Things got mean early Friday, when a 5 a.m. brawl in the Wan Chai district broke out, involving bar bouncers and a number of club players from visiting rugby teams. The riot police were called to restore order. A player from New Zealand was arrested and fined 500 Hong Kong dollars, about $64, for punching a cop.
When Alan Knott-Craig, the managing director of a telecommunications company, flew in Friday night from Johannesburg, he and his group went straight from the airport to Delaney’s Bar in Wan Chai. “We got absolutely numb and never made it out,” he said Saturday afternoon at the stadium.
Most of his entourage — friends, co-workers and clients, 17 in all — left the bar early Saturday morning and went right to the stadium, bypassing their hotel and hoping their luggage had somehow arrived. He still wasn’t sure where many of his people were. “We lost a lot of good men out there,” he said, laughing.
Not far away, Gary Soper, a first secretary at the British Embassy in Seoul, stood watching the rugby with his wife. Both were dressed in traditional Korean women’s gowns. “Seoul is very Korean and very Asian, so Hong Kong is such a nice breather,” he said.
Cross-dressing diplomats were hardly out of place in the fabled — some might say notorious — South Stand. Halloween on crack? Mardi Gras on steroids? The perfect analogy escapes.

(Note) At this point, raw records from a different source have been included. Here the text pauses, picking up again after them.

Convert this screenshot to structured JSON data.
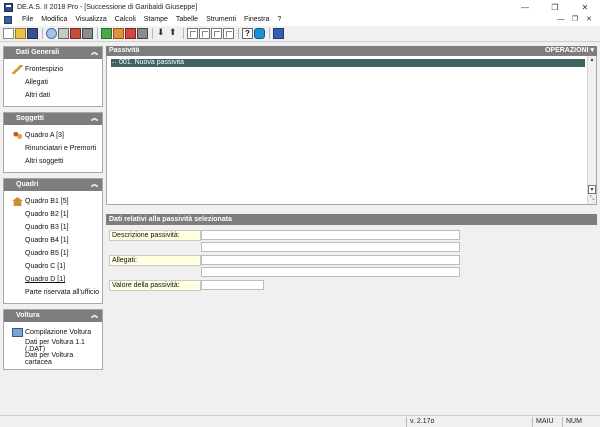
{
  "window": {
    "title": "DE.A.S. II 2018 Pro - [Successione di Garibaldi Giuseppe]",
    "controls": [
      "—",
      "❐",
      "✕"
    ]
  },
  "menubar": {
    "items": [
      "File",
      "Modifica",
      "Visualizza",
      "Calcoli",
      "Stampe",
      "Tabelle",
      "Strumenti",
      "Finestra",
      "?"
    ],
    "mdi_controls": [
      "—",
      "❐",
      "✕"
    ]
  },
  "toolbar": {
    "buttons": [
      "new-icon",
      "open-icon",
      "save-icon",
      "search-icon",
      "print-icon",
      "print-doc-icon",
      "copy-icon",
      "green-icon",
      "orange-icon",
      "red-icon",
      "download-icon",
      "upload-icon",
      "grid-icon",
      "table-icon",
      "calc-icon",
      "report-icon",
      "help-icon",
      "skype-icon",
      "book-icon"
    ]
  },
  "sidebar": {
    "panels": [
      {
        "title": "Dati Generali",
        "items": [
          {
            "label": "Frontespizio",
            "icon": "pen-icon"
          },
          {
            "label": "Allegati",
            "icon": ""
          },
          {
            "label": "Altri dati",
            "icon": ""
          }
        ]
      },
      {
        "title": "Soggetti",
        "items": [
          {
            "label": "Quadro A [3]",
            "icon": "people-icon"
          },
          {
            "label": "Rinunciatari e Premorti",
            "icon": ""
          },
          {
            "label": "Altri soggetti",
            "icon": ""
          }
        ]
      },
      {
        "title": "Quadri",
        "items": [
          {
            "label": "Quadro B1 [5]",
            "icon": "house-icon"
          },
          {
            "label": "Quadro B2 [1]",
            "icon": ""
          },
          {
            "label": "Quadro B3 [1]",
            "icon": ""
          },
          {
            "label": "Quadro B4 [1]",
            "icon": ""
          },
          {
            "label": "Quadro B5 [1]",
            "icon": ""
          },
          {
            "label": "Quadro C [1]",
            "icon": ""
          },
          {
            "label": "Quadro D [1]",
            "icon": ""
          },
          {
            "label": "Parte riservata all'ufficio",
            "icon": ""
          }
        ]
      },
      {
        "title": "Voltura",
        "items": [
          {
            "label": "Compilazione Voltura",
            "icon": "monitor-icon"
          },
          {
            "label": "Dati per Voltura 1.1 (.DAT)",
            "icon": ""
          },
          {
            "label": "Dati per Voltura cartacea",
            "icon": ""
          }
        ]
      }
    ]
  },
  "passivita": {
    "header": "Passività",
    "operations": "OPERAZIONI ▾",
    "rows": [
      "001. Nuova passività"
    ]
  },
  "detail": {
    "header": "Dati relativi alla passività selezionata",
    "fields": {
      "descrizione_label": "Descrizione passività:",
      "allegati_label": "Allegati:",
      "valore_label": "Valore della passività:"
    }
  },
  "statusbar": {
    "version": "v. 2.17o",
    "caps": "MAIU",
    "num": "NUM"
  }
}
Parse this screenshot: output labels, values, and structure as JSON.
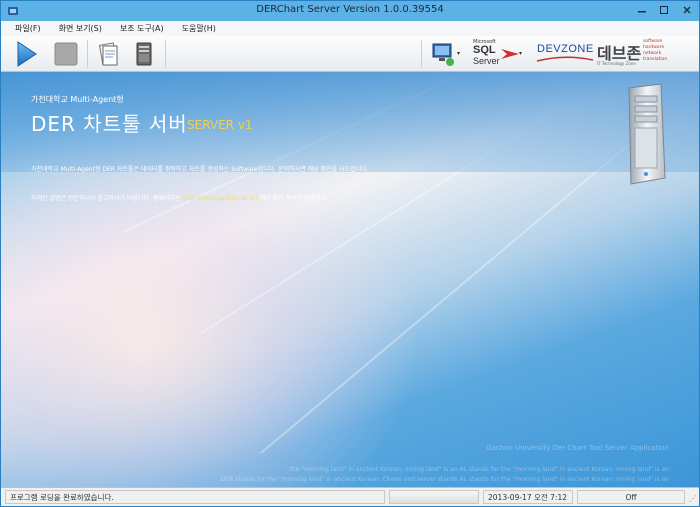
{
  "window": {
    "title": "DERChart Server Version 1.0.0.39554"
  },
  "menu": {
    "items": [
      "파일(F)",
      "화면 보기(S)",
      "보조 도구(A)",
      "도움말(H)"
    ]
  },
  "toolbar": {
    "sql_label_top": "Microsoft",
    "sql_label": "SQL",
    "sql_label2": "Server",
    "devzone_label": "DEVZONE",
    "devzone_korean": "데브존",
    "devzone_tag1": "software",
    "devzone_tag2": "hardware",
    "devzone_tag3": "network",
    "devzone_tag4": "translation",
    "devzone_sub": "IT Technology Zone"
  },
  "content": {
    "subtitle": "가천대학교 Multi-Agent형",
    "title": "DER 차트툴 서버",
    "server_tag": "SERVER v1",
    "desc1": "가천대학교 Multi-Agent형 DER 차트툴은 데이터를 취득하고 차트를 생성하는 Software입니다. 문의하시면 해당 확인을 사드립니다.",
    "desc2_pre": "자세한 설명은 방문하시어 참고하시기 바랍니다. 홈페이지는",
    "desc2_link": "http://www.gachon.ac.kr/",
    "desc2_post": "에서 확인 하시기 바랍니다.",
    "footer_title": "Gachon University Der Chart Tool Server Application",
    "footer_line1": "the \"morning land\" in ancient Korean: orning land\" is an AL stands for the \"morning land\" in ancient Korean: orning land\" is an",
    "footer_line2": "DER stands for the \"morning land\" in ancient Korean: Cheon and server stands AL stands for the \"morning land\" in ancient Korean: orning land\" is an"
  },
  "statusbar": {
    "message": "프로그램 로딩을 완료하였습니다.",
    "datetime": "2013-09-17 오전 7:12",
    "state": "Off"
  }
}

There were plenty of ballerinas, ninjas, gladiators and cowboys in the South Stand. Lots of Boy Scouts, Jack Sparrows, all manner of farm animals, lifeguards (many carrying inflatable sharks), Catwomen, admirals, sailors and various Trekkies. Also, a Guantánamo Bay prisoner, a Kim Jong-il, a spermatazoa, a King Tut or two, at least one Borat and some Ghostbusters.
Meanwhile, there was some world-class rugby going on nearby. Fiji won the title Sunday afternoon, beating South Africa, 26-24.
Drag queens are a form of cross-dressing as performance art.
回复删除Some people cross-dress as a matter of comfort and style. They have a predilection for clothes that are only marketed or in connection with the opposite sex. In this case, a person's cross dressing may or may not be visible to other people.
Some people cross-address, in order to shock others or challenge social norms.
Both men and women can cross-dress to hide her true identity. Historically, some women cross-dressed to the inclusion of male-dominated or male-exclusive professions, such as military service. Conversely, some men have cross-dressed to the exemption from compulsory military service.